8th Grade Math - Representing Constant Rate of Change

Clip 11/17: Rate of Change: Lesson Part 2C

Overview

Antoinette Villarin transitions her students to a matching activity, having her students use a recording sheet she and Cecilio Dimas made to find matching graphs and explain their justifications for the match.



She distributes a stack of twelve graphs that represent the flow of liquid between containers, and challenges students to match the two graphs that show movement for a given pair of containers. She notes that for some cards, information has intentionally been left out, and recommends that students begin with the cards that have complete information.



She reminds her students that they are trying to build a mathematical argument, so they must explain to their partner why a given pair of cards is a match, and the partner in turn needs to agree or disagree with each explanation.
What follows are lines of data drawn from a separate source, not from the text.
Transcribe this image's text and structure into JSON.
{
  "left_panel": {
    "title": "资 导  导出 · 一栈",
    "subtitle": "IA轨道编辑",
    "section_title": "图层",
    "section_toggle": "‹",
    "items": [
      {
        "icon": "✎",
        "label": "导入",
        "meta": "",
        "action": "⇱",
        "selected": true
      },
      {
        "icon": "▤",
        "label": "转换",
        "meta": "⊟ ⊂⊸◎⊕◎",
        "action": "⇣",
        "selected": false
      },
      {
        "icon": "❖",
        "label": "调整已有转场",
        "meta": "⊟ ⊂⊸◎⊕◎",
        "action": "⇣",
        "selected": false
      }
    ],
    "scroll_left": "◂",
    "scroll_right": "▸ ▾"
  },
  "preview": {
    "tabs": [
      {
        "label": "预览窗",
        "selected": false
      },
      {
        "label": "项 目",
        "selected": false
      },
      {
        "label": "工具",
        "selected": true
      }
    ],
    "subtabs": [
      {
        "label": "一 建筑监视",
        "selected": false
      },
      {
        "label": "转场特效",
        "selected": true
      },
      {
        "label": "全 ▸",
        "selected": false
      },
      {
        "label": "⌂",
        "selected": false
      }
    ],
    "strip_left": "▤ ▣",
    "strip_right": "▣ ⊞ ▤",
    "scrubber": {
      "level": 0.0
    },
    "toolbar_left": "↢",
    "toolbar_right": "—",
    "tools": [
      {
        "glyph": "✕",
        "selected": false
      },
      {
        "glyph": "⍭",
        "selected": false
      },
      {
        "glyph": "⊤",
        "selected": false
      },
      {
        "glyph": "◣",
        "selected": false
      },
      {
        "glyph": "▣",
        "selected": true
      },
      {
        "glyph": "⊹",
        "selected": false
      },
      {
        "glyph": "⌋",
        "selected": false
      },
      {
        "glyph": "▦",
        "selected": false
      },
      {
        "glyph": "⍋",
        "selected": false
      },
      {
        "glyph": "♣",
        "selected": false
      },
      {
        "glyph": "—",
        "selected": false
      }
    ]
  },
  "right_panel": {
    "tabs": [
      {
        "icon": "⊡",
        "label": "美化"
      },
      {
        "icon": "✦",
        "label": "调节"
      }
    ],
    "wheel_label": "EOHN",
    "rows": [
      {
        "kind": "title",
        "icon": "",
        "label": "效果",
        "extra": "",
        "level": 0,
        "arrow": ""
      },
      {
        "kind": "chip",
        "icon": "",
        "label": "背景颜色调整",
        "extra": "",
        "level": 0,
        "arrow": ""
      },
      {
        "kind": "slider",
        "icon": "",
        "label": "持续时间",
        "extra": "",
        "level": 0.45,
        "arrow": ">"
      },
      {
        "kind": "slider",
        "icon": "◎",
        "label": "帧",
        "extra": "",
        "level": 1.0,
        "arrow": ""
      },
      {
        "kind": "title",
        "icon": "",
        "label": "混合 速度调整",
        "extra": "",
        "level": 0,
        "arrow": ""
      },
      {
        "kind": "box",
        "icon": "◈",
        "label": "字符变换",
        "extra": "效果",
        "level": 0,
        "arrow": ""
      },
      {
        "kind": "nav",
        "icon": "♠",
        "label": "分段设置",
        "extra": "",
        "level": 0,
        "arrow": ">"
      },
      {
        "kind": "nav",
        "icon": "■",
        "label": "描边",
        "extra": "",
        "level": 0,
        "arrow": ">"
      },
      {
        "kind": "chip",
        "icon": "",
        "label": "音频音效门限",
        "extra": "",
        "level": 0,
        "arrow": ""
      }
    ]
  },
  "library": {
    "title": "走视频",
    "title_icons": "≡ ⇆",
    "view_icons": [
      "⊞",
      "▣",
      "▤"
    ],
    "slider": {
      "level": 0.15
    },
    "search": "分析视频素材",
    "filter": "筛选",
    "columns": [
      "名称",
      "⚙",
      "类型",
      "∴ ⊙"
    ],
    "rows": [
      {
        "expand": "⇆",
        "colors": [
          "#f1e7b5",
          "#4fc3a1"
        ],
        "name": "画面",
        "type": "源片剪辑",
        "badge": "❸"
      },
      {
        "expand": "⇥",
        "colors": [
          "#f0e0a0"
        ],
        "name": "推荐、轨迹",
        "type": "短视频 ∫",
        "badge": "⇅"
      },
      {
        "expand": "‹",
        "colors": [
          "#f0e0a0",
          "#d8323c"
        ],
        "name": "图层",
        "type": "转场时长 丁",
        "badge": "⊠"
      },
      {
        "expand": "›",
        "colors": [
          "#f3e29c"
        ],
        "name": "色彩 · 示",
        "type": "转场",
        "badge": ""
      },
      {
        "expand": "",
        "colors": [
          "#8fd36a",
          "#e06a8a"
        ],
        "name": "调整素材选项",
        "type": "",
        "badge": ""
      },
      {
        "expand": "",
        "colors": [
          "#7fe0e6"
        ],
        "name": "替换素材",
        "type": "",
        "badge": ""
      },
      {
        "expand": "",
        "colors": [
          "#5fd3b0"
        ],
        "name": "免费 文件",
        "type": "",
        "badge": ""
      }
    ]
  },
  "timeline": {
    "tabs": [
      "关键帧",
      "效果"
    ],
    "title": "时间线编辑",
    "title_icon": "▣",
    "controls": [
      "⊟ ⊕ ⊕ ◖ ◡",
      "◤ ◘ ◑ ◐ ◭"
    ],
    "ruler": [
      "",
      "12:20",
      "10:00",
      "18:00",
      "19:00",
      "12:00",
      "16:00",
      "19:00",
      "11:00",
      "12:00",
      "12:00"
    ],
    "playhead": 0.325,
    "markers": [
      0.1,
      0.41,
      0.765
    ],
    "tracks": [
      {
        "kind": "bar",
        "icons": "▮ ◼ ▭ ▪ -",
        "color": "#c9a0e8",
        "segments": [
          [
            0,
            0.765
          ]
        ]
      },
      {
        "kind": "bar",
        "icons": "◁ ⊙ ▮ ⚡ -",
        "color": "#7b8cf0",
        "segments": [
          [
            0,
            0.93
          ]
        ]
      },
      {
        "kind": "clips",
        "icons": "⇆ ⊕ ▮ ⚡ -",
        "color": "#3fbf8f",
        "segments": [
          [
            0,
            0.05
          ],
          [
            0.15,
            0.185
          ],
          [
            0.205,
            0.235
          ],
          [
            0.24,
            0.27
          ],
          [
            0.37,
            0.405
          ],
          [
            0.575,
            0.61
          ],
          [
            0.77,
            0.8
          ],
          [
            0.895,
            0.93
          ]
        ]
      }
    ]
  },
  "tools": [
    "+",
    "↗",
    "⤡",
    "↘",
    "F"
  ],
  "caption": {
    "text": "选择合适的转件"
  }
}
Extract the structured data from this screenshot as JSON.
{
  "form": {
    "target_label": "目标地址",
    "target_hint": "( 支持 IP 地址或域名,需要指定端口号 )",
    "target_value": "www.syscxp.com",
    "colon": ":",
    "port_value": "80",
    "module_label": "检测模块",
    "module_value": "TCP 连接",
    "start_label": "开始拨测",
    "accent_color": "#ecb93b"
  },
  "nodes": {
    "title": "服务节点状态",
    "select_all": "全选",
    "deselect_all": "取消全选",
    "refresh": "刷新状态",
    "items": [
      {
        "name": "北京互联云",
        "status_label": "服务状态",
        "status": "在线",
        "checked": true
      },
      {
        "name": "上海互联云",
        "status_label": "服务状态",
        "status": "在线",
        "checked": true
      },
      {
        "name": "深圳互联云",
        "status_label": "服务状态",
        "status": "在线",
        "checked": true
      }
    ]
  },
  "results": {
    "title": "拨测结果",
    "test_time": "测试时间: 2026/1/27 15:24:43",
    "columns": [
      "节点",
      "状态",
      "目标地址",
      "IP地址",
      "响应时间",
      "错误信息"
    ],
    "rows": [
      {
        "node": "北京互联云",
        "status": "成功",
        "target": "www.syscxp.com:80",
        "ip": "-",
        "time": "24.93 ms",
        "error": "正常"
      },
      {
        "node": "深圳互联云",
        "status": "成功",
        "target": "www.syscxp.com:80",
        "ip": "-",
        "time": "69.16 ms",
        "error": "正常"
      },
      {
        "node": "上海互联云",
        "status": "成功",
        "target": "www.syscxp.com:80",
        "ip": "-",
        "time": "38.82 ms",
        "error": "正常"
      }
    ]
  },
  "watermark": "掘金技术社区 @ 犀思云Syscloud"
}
Antoinette explains how to use the cards, reminding students to refer back to the sentence frames for conversation if they don’t know what to say.

Teacher Commentary

While my students are doing pair work, I definitely have posters to support their language — like sentence frames. Also, when we're learning new concepts, I’ll put up the key concepts as we are learning them and keep them there throughout the entire unit.



Sometimes, I'll just put it on the board, and I'll forget to put them on a poster, but it will pretty much stay there for all periods, just so that students can reference it. We write it as we're learning it. We'll do an activity, we'll learn it, then we'll pull the math out of it. As we're pulling the math out of it is when we'll start to record ideas and thinking.